3Les allégeances vont ainsi du bas vers le haut dans une série d’unités de plus en plus grandes, qui sont emboîtées les unes dans les autres. Ces unités se réfèrent aux subdivisions politiques antérieures à la création des districts sous les Rāṇā et à l’instauration de ces sortes de municipalités que sont les Panchayats en 1962 (Gaborieau 1978a, pp. 40-48 ; Gaborieau 1993, pp. 67-81, 301-312). Ce sont : le feu, unité économique et religieuse dernière, qui rassemble toutes les personnes vivant sous le même toit ; le lignage qui réunit, dans les limites de cinq à sept générations, toutes les personnes descendues en ligne patrilinéaire d’un ancêtre commun et résidant dans la même localité ; le tālūk, administré par un mukhiyā, qui était l’unité fiscale dernière organisée autour d’un lignage défricheur dominant ; le thum, sorte de canton englobant plusieurs tālūk et administré par un mahāmukhiyā, qui était la véritable unité administrative et religieuse de base dès avant l’unification du Népal et qui l’est restée jusqu’en 1962 ; puis, surclassant les districts, restés des divisions administratives sans contenu religieux, les anciens royaumes comme Kaski et Gorkha ; et enfin la présente capitale, Katmandou.
4Sorte de vacances de nouvel an, le Dasaῖ est aussi l’occasion de la réfection des maisons et des routes après la mousson, de distribution d’étrennes aux serviteurs et de réjouissances de toutes sortes : jeux de balançoires, danses, banquets, jeux d’argent (Gaborieau 1978b, pp. 229-230).
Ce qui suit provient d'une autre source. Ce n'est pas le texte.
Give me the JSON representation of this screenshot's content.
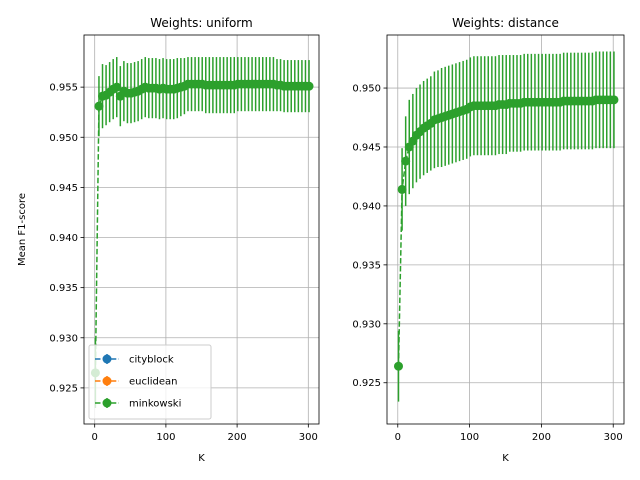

5Le présent essai considère aussi comme acquise une interprétation du Dasaῖ que j’ai établie ailleurs (Gaborieau 1982, pp. 15-18, 23-24) : cette fête a lieu pendant ce qu’on appelle les « Quatre mois » (caturmāsa ou caumās) qui, de la mi-juillet à la mi-octobre, correspondent à la mousson. Du point de vue religieux, ces Quatre mois se situent hors du temps profane ordinaire ; ils constituent une période cruciale qui assure la jonction entre le désordre de l’année finissante et le début d’un nouveau cycle annuel ; c’est l’occasion d’une réorganisation du cosmos grâce à la communication privilégiée qui s’établit à ce moment entre les dieux et les hommes. Dans cette période, le Dasaῖ représente plus particulièrement la phase de réorganisation du pouvoir politique. Il illustre deux caractères de la conception hindoue du pouvoir : il doit premièrement être sacralisé par la bénédiction des dieux ; en second lieu il est limité par un contrat qui doit être renouvelé chaque année. Sylvain Lévi avait souligné ce second caractère depuis longtemps en notant que c’est à l’occasion du Dasaῖ que toutes les charges du royaume sont confirmées :
« Le Dasaῖ [sic] est, de plus, le commencement de l’année administrative et domestique ; la répartition annuelle des emplois est définitivement arrêtée le premier jour de Dasain. C’est aussi le jour de la louée des serviteurs, le jour de leurs étrennes » (Lévi 1905, vol. 2, p. 55).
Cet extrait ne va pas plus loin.